On Sun, Jan 03, 2010 at 12:03:00PM -0500, Kent Watsen wrote:

        [upgrading a system that uses RAIDframe]
> What do other people do? 

I'm now running a GENERIC kernel with an mpi RAID card, but I've used
RAIDframe for several years. I had a disk die on me, and RAIDframe worked
great. The disk suddenly seemed to disappear from the system, so any
command sent to it resulted in a very noticeable timeout, during which
process scheduling didn't function. After some time, RAIDframe marked the
disk as failed and didn't issue any more I/O's to it and the system worked
normally after that. (Note that this is one of the things you should take
into account when using a watchdog: don't set its timeout too low.)

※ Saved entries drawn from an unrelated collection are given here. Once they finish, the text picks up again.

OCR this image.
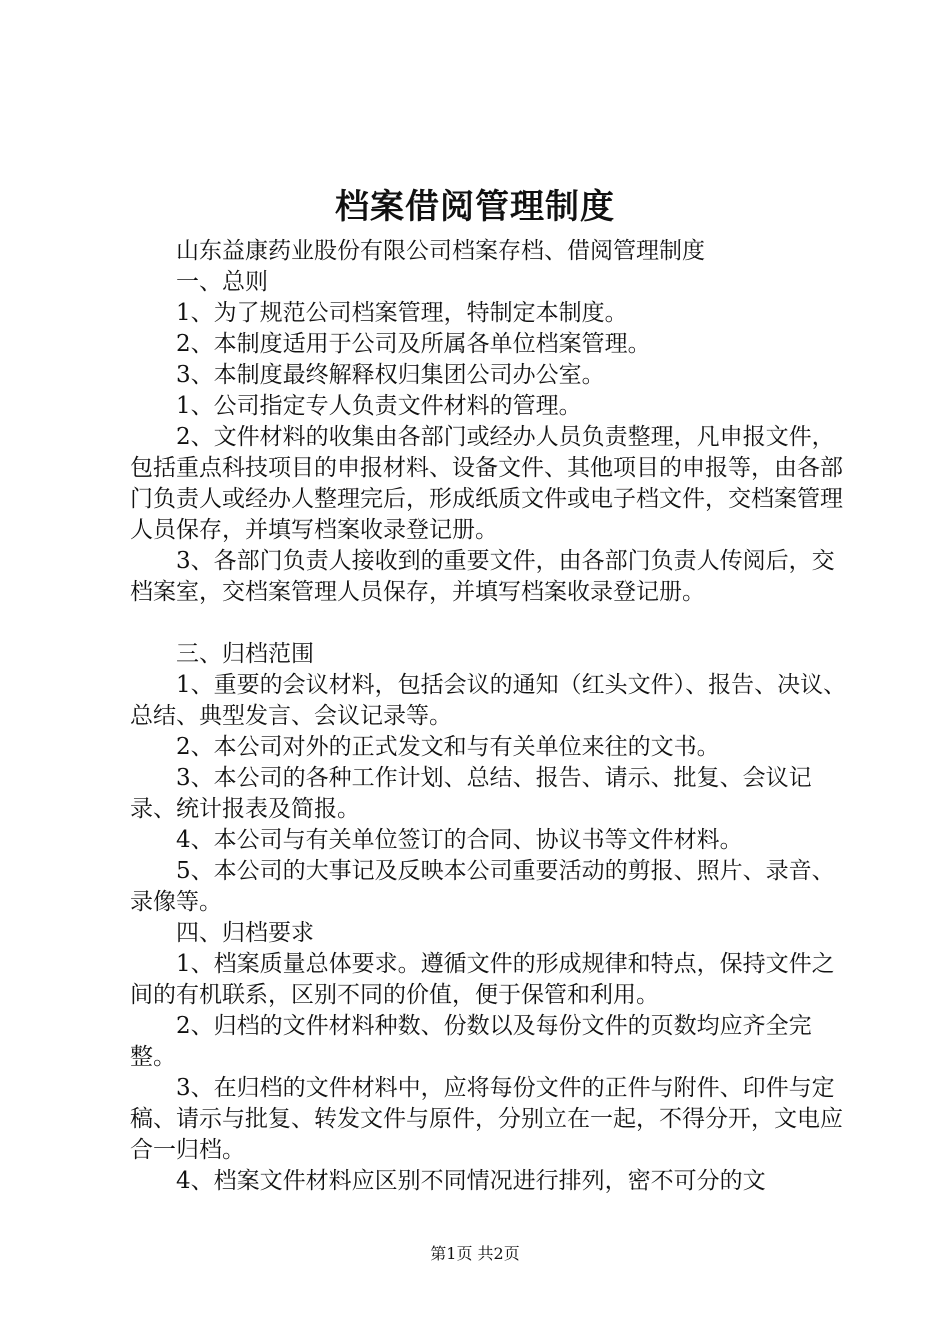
档案借阅管理制度

山东益康药业股份有限公司档案存档、借阅管理制度

一、总则

1、为了规范公司档案管理，特制定本制度。

2、本制度适用于公司及所属各单位档案管理。

3、本制度最终解释权归集团公司办公室。

1、公司指定专人负责文件材料的管理。

2、文件材料的收集由各部门或经办人员负责整理，凡申报文件，包括重点科技项目的申报材料、设备文件、其他项目的申报等，由各部门负责人或经办人整理完后，形成纸质文件或电子档文件，交档案管理人员保存，并填写档案收录登记册。

3、各部门负责人接收到的重要文件，由各部门负责人传阅后，交档案室，交档案管理人员保存，并填写档案收录登记册。

三、归档范围

1、重要的会议材料，包括会议的通知（红头文件）、报告、决议、总结、典型发言、会议记录等。

2、本公司对外的正式发文和与有关单位来往的文书。

3、本公司的各种工作计划、总结、报告、请示、批复、会议记录、统计报表及简报。

4、本公司与有关单位签订的合同、协议书等文件材料。

5、本公司的大事记及反映本公司重要活动的剪报、照片、录音、录像等。

四、归档要求

1、档案质量总体要求。遵循文件的形成规律和特点，保持文件之间的有机联系，区别不同的价值，便于保管和利用。

2、归档的文件材料种数、份数以及每份文件的页数均应齐全完整。

3、在归档的文件材料中，应将每份文件的正件与附件、印件与定稿、请示与批复、转发文件与原件，分别立在一起，不得分开，文电应合一归档。

4、档案文件材料应区别不同情况进行排列，密不可分的文

第1页 共2页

Anyway, what I did was create several normal, non-RAID, partitions 
and one large RAID partition on each disk. On the normal partitions of each
disk, I performed a normal OpenBSD install. Using that installation, I
created two RAIDframe enabled kernels: one with and one without RAID
autoconfig. I can then reboot into the non-autoconfig RAIDframe enabled
kernel, manually configure the RAIDframe array, and then upgrade the
OpenBSD installation within. Once happy, I can set the boot.conf of the two
disks to the autoconfig RAIDframe enabled kernel, which will then load from
one of the normal partitions, but once started will use the root filesystem
in the RAID partition.

-- 
Jurjen Oskam

Savage's Law of Expediency:
        You want it bad, you'll get it bad.